7: XSS vulnerabilities

Cross-Site Scripting (XSS) - Stored Cross-Site Scripting

@Html.Raw(Model.Information)

改进

Unescaped user input is displayed in the browser. An adversary could insert HTML and alter the appearance of the page, or could execute malicious scripts.

string information = reader["Information"].ToString();

userModel.Information

= ValidateAntiXSSUserInput(information);

ASP.NET MVC has a built-in protection against Cross-Site Scripting (XSS). However, sometimes HTML must be allowed. This is done via the [AllowHTML] as an attribute of the property in the model class. To safeguard the application from Stored XSS, the System.Web.Security.AntiXss library can be used, which contains methods to encode HTML input that needs to be displayed in the browser.

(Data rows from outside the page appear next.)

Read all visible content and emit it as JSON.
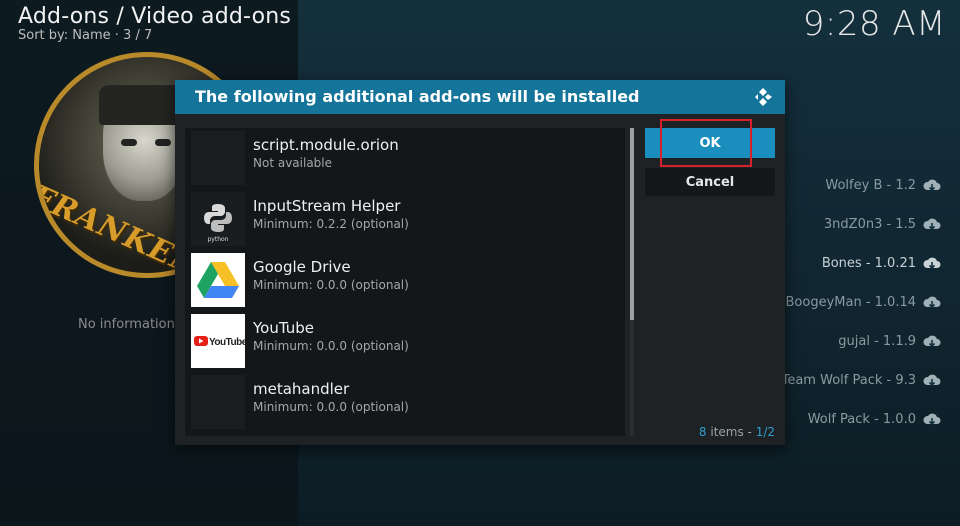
{
  "header": {
    "title": "Add-ons / Video add-ons",
    "subtitle": "Sort by: Name  ·  3 / 7",
    "clock": "9:28 AM"
  },
  "fanart": {
    "banner_text": "FRANKEN"
  },
  "no_info_text": "No information a",
  "addon_list": [
    {
      "label": "Wolfey B - 1.2",
      "icon": "cloud-download-icon"
    },
    {
      "label": "3ndZ0n3 - 1.5",
      "icon": "cloud-download-icon"
    },
    {
      "label": "Bones - 1.0.21",
      "icon": "cloud-download-icon"
    },
    {
      "label": "BoogeyMan - 1.0.14",
      "icon": "cloud-download-icon"
    },
    {
      "label": "gujal - 1.1.9",
      "icon": "cloud-download-icon"
    },
    {
      "label": "Team Wolf Pack - 9.3",
      "icon": "cloud-download-icon"
    },
    {
      "label": "Wolf Pack - 1.0.0",
      "icon": "cloud-download-icon"
    }
  ],
  "dialog": {
    "title": "The following additional add-ons will be installed",
    "ok_label": "OK",
    "cancel_label": "Cancel",
    "items_count": "8",
    "items_word": " items - ",
    "page": "1/2",
    "items": [
      {
        "name": "script.module.orion",
        "desc": "Not available",
        "thumb": "none"
      },
      {
        "name": "InputStream Helper",
        "desc": "Minimum: 0.2.2 (optional)",
        "thumb": "python-logo",
        "thumb_text": "python"
      },
      {
        "name": "Google Drive",
        "desc": "Minimum: 0.0.0 (optional)",
        "thumb": "google-drive-logo"
      },
      {
        "name": "YouTube",
        "desc": "Minimum: 0.0.0 (optional)",
        "thumb": "youtube-logo",
        "thumb_text": "YouTube"
      },
      {
        "name": "metahandler",
        "desc": "Minimum: 0.0.0 (optional)",
        "thumb": "none"
      }
    ]
  },
  "colors": {
    "accent": "#15749a",
    "ok_button": "#1a8fbd",
    "highlight_box": "#d6232b"
  }
}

Cross-Site Scripting (XSS) - Stored Cross-Site Scripting

Unescaped user input is displayed in the browser. An adversary could insert HTML and alter the appearance of the page, or could execute malicious scripts.

@Html.Raw(item.Description)

换成

@Html.DisplayFor(modelItem => item.Description)

The DisplayFor() in the Razor page will provide an output of encoded HTML and will prevent scripts from running. However, malicious scripts can still be embedded in the site.